Mabuza has been linked to a succession of scandals while he served as premier of Mpumalanga, though he denies the allegations and has never been charged.
Ramaphosa, who was inaugurated for a five-year term on May 25, is due to name his new cabinet later this week and is under pressure to rid the executive of individuals tainted by corruption allegations.
Bloomberg reports that Mabuza’s reappointment could set back Ramaphosa’s efforts to repair the reputational damage to the party after his predecessor Jacob Zuma’s scandal-marred nine-year rule.
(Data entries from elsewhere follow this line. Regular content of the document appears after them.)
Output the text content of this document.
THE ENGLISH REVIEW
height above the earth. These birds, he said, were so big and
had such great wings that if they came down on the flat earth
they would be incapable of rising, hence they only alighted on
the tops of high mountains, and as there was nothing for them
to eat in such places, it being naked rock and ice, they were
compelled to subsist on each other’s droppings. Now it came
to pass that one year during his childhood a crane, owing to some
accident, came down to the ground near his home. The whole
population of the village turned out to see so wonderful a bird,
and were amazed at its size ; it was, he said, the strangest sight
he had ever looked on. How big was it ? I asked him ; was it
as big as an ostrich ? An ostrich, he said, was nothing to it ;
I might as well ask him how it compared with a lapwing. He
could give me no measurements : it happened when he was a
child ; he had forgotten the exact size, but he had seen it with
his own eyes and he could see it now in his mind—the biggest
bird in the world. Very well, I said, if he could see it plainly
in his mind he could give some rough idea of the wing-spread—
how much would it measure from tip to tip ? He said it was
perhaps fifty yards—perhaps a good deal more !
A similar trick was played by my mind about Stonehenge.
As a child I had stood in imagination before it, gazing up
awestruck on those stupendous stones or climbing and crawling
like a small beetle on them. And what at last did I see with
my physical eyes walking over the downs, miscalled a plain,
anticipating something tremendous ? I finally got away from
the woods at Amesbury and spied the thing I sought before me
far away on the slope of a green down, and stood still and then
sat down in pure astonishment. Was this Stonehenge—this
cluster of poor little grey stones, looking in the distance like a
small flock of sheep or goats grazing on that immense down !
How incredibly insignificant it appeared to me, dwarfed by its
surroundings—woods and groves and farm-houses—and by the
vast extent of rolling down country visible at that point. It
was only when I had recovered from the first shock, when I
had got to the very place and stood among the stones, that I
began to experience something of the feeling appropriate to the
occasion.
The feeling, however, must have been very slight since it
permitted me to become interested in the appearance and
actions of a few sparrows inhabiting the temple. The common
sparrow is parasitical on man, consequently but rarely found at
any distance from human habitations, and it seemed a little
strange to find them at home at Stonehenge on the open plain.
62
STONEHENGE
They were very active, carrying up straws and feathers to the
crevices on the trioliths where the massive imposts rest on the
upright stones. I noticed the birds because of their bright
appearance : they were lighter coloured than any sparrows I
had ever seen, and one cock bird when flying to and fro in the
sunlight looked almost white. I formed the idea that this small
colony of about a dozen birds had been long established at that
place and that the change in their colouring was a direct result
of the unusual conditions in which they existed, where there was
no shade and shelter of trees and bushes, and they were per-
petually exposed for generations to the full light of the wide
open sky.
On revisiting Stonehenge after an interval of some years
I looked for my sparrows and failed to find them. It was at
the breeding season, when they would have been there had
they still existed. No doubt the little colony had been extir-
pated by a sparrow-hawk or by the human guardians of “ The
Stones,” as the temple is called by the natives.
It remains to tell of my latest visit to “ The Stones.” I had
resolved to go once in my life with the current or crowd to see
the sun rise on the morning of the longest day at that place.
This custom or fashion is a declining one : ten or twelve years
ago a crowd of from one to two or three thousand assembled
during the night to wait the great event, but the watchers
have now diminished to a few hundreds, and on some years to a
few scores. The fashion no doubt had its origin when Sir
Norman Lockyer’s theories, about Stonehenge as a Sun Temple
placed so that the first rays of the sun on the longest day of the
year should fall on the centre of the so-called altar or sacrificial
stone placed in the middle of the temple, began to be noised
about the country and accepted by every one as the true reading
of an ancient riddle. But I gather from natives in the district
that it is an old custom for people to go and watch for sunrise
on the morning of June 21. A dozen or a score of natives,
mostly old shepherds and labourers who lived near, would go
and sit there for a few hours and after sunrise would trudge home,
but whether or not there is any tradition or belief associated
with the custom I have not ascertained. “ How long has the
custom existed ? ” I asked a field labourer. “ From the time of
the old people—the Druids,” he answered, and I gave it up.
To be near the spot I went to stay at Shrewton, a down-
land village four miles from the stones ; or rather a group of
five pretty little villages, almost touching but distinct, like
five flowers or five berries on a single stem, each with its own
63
“Investors worry that Ramaphosa will not be able to root out corruption from the top echelons of the government as promised, endangering his reform agenda,” said Per Hammarlund, the Stockholm-based chief emerging-market strategist at SEB AB.
The rand could reverse declines if Mabuza shows commitment to reform measures, he said.
“Buy the rumour and sell the fact is in full effect right now,” said Wichard Cilliers, a trader at TreasuryOne Ltd. in Johannesburg.
“It’s putting the rand under pressure because investors thought there was a chance that the cabinet would be cleaner. But we need to see the official news about Mabuza, the real deal about what his role will be.”
Revised growth prospects
Adding to Ramaphosa and the rand’s woes is the possibility of weakening growth in South Africa.
On Tuesday (28 May), Bank of America Merrill Lynch said that it has lowered the country’s growth projections to 0.9% and 1.3% for 2019 and 2020.
It further estimates that output likely contracted by 2.0% in Q1 2019 as weakening global conditions coincided with domestic electricity shortages and mining sector disruptions.
“Merrill Lynch estimates that a 1% shock to China and G7 (ex-China) growth could impact domestic output by -0.6% and -1.3% respectively within a year,” said researcher Rukayat Yusuf.
“As markets await the cabinet reshuffle where positive reconfigurations could set the stage for some quick win reforms, potential growth still faces long term structural constraints.
“BofAML anticipates a 25bp cut from early 2020 when more clarity on fiscal, rand and Moody’s risks is expected.”